We rehabilitate all types of horses, from those with experience in the competition ring to those who have been feral most of their lives and just need a companion.
These horses have been through a very rough time and need a caring and loving individual who will do what is right by the horse. If you are such an individual please consider a rescue for your next horse. You will make a difference in a horses life.
1. Filling out an adoption application first speeds up the adoption process. The form can be found on this page, below
2. Come by and look at the horses. We require that you make a minimum of four visits before adopting. We try to make sure that the horse and person are a good match. We will also require you to ride the horse if the horse is ridable. That way we can confirm that you are capable of handling the horse and comfortable riding.

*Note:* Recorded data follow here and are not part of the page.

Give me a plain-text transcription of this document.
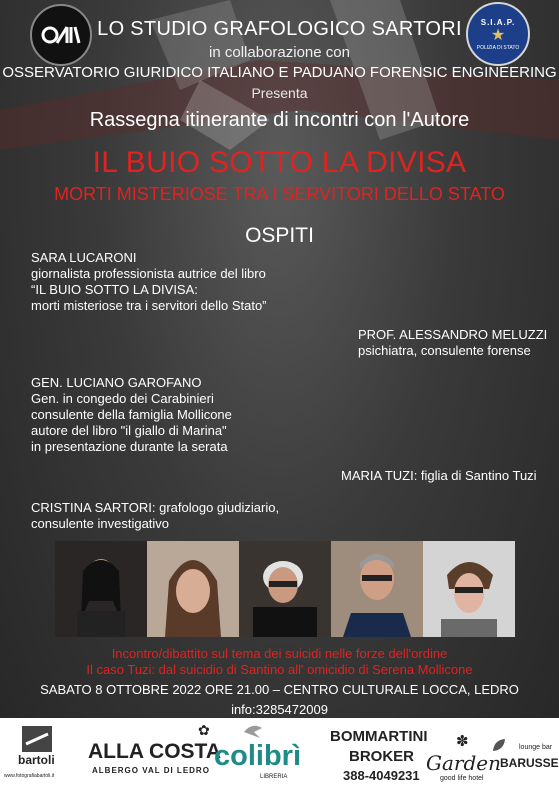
S.I.A.P.
★
POLIZIA DI STATO
LO STUDIO GRAFOLOGICO SARTORI
in collaborazione con
OSSERVATORIO GIURIDICO ITALIANO E PADUANO FORENSIC ENGINEERING
Presenta
Rassegna itinerante di incontri con l'Autore
IL BUIO SOTTO LA DIVISA
MORTI MISTERIOSE TRA I SERVITORI DELLO STATO
OSPITI
SARA LUCARONI
giornalista professionista autrice del libro
“IL BUIO SOTTO LA DIVISA:
morti misteriose tra i servitori dello Stato”
PROF. ALESSANDRO MELUZZI
psichiatra, consulente forense
GEN. LUCIANO GAROFANO
Gen. in congedo dei Carabinieri
consulente della famiglia Mollicone
autore del libro "il giallo di Marina"
in presentazione durante la serata
MARIA TUZI: figlia di Santino Tuzi
CRISTINA SARTORI: grafologo giudiziario,
consulente investigativo
Incontro/dibattito sul tema dei suicidi nelle forze dell'ordine
Il caso Tuzi: dal suicidio di Santino all' omicidio di Serena Mollicone
SABATO 8 OTTOBRE 2022 ORE 21.00 – CENTRO CULTURALE LOCCA, LEDRO
info:3285472009
bartoli
www.fotografiabartoli.it
✿
ALLA COSTA
ALBERGO VAL DI LEDRO colibrì
LIBRERIA
BOMMARTINI
BROKER
388-4049231
✽
Garden
good life hotel
lounge bar
BARUSSE
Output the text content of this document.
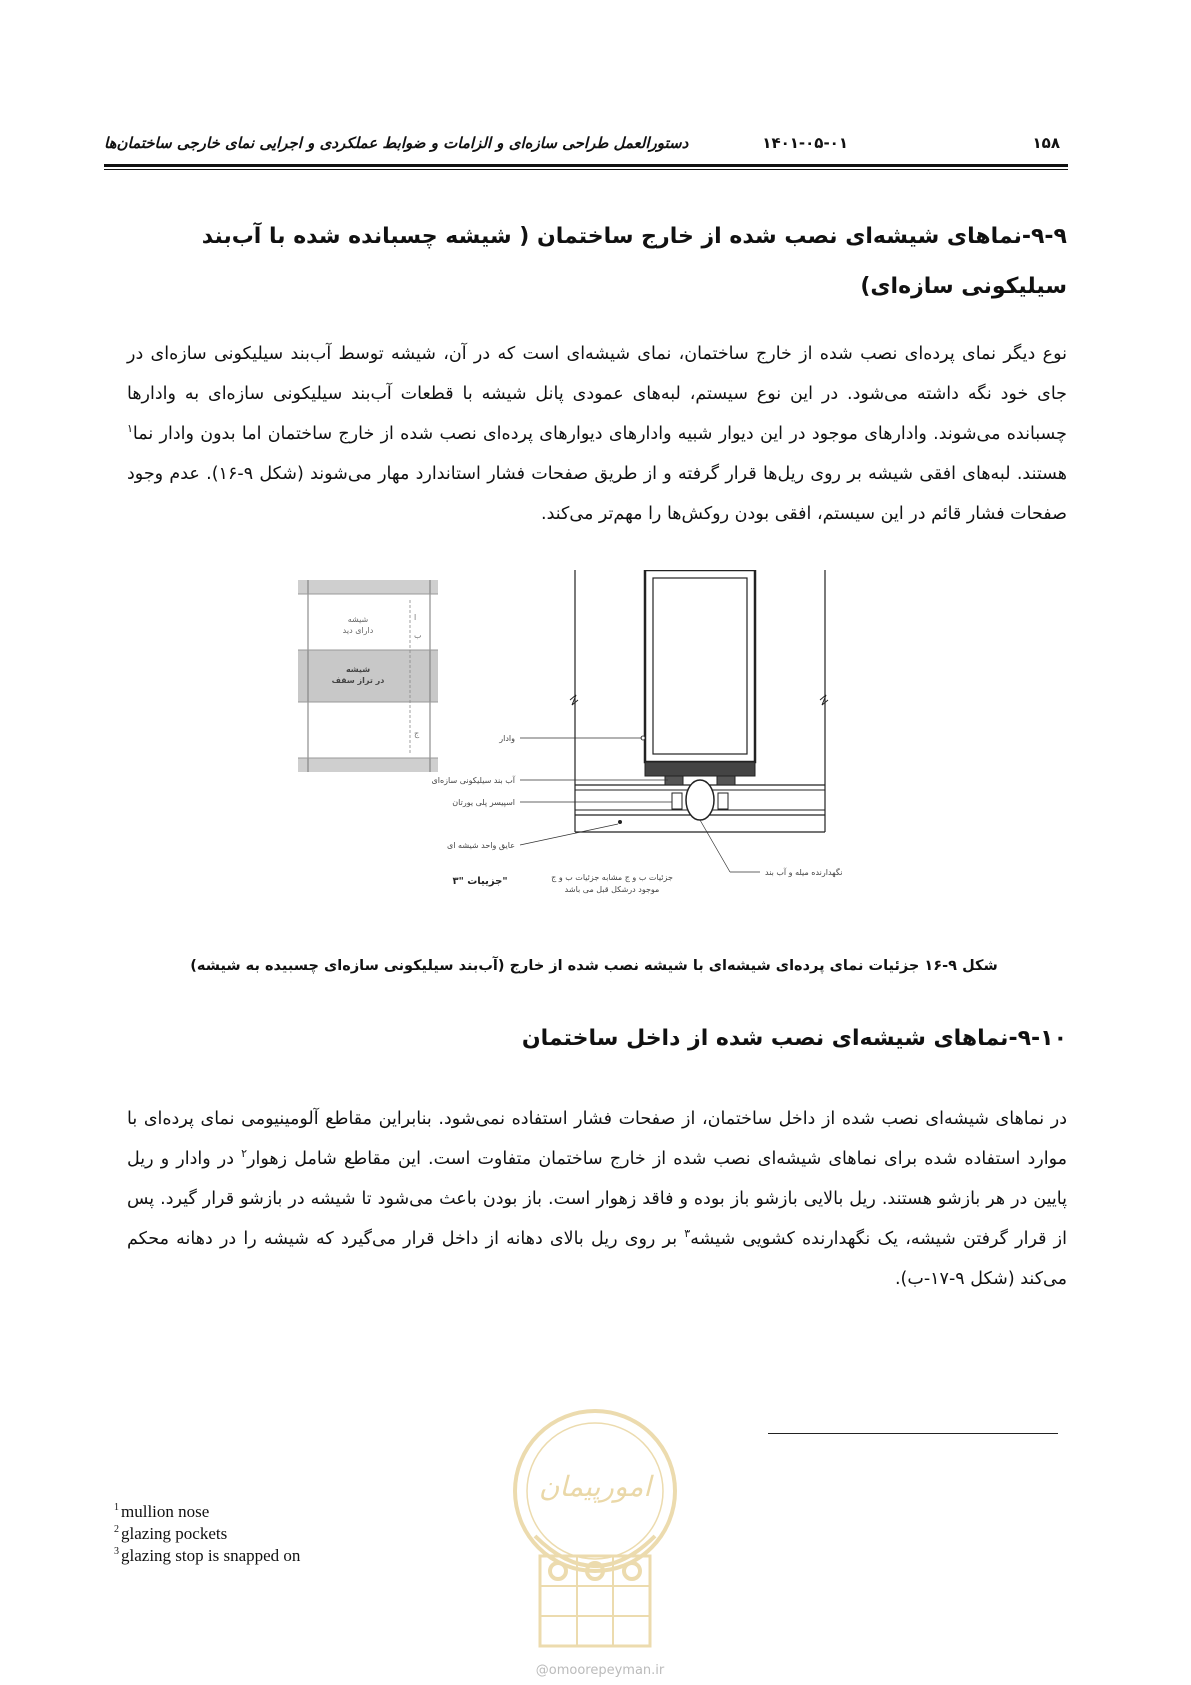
۱۵۸
۱۴۰۱-۰۵-۰۱
دستورالعمل طراحی سازه‌ای و الزامات و ضوابط عملکردی و اجرایی نمای خارجی ساختمان‌ها
۹-۹-نماهای شیشه‌ای نصب شده از خارج ساختمان ( شیشه چسبانده شده با آب‌بند سیلیکونی سازه‌ای)
نوع دیگر نمای پرده‌ای نصب شده از خارج ساختمان، نمای شیشه‌ای است که در آن، شیشه توسط آب‌بند سیلیکونی سازه‌ای در جای خود نگه داشته می‌شود. در این نوع سیستم، لبه‌های عمودی پانل شیشه با قطعات آب‌بند سیلیکونی سازه‌ای به وادارها چسبانده می‌شوند. وادارهای موجود در این دیوار شبیه وادارهای دیوارهای پرده‌ای نصب شده از خارج ساختمان اما بدون وادار نما$^۱$ هستند. لبه‌های افقی شیشه بر روی ریل‌ها قرار گرفته و از طریق صفحات فشار استاندارد مهار می‌شوند (شکل ۹-۱۶). عدم وجود صفحات فشار قائم در این سیستم، افقی بودن روکش‌ها را مهم‌تر می‌کند.
شیشه
دارای دید
شیشه
در تراز سقف
ا
ب
ج
وادار
آب بند سیلیکونی سازه‌ای
اسپیسر پلی یورتان
عایق واحد شیشه ای
نگهدارنده میله و آب بند
جزییات "۳"	جزئیات ب و ج مشابه جزئیات ب و ج
موجود درشکل قبل می باشد
شکل ۹-۱۶ جزئیات نمای پرده‌ای شیشه‌ای با شیشه نصب شده از خارج (آب‌بند سیلیکونی سازه‌ای چسبیده به شیشه)
۹-۱۰-نماهای شیشه‌ای نصب شده از داخل ساختمان
در نماهای شیشه‌ای نصب شده از داخل ساختمان، از صفحات فشار استفاده نمی‌شود. بنابراین مقاطع آلومینیومی نمای پرده‌ای با موارد استفاده شده برای نماهای شیشه‌ای نصب شده از خارج ساختمان متفاوت است. این مقاطع شامل زهوار$^۲$ در وادار و ریل پایین در هر بازشو هستند. ریل بالایی بازشو باز بوده و فاقد زهوار است. باز بودن باعث می‌شود تا شیشه در بازشو قرار گیرد. پس از قرار گرفتن شیشه، یک نگهدارنده کشویی شیشه$^۳$ بر روی ریل بالای دهانه از داخل قرار می‌گیرد که شیشه را در دهانه محکم می‌کند (شکل ۹-۱۷-ب).
$^1$ mullion nose
$^2$ glazing pockets
$^3$ glazing stop is snapped on
امورپیمان
@omoorepeyman.ir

3. A facility inspection of the place where you will be keeping the horse must be done to ensure it is safe and acceptable for the horse.
4. Once the above steps have taken place and you are found to be a fitting adopter, you are ready to pick your horse up. At that time, you will sign the adoption contract and pay the adoption fee.
5. You’re done! It’s pretty easy.
Unwanted horses are becoming more prevalent as the economy continues to decline. In a lot of cases, people have no choice but to find homes for their animals but they want to make sure that the horses go to a home where they will be well cared for and loved. These horses can be donated to Seven's Haven to be adopted through our adoption program, however, we have limited space available and decision to accept unwanted horses will be on a case by case basis and be based on space available at the farm, funds available and the individual horses circumstances. Horses will be evaluated and made available for adoption and their adoption fees will be used to feed and care for the remaining Seven's horses.
Please understand that as much as we would like to take in every needy and unwanted horse, we are constrained by our space and our funds.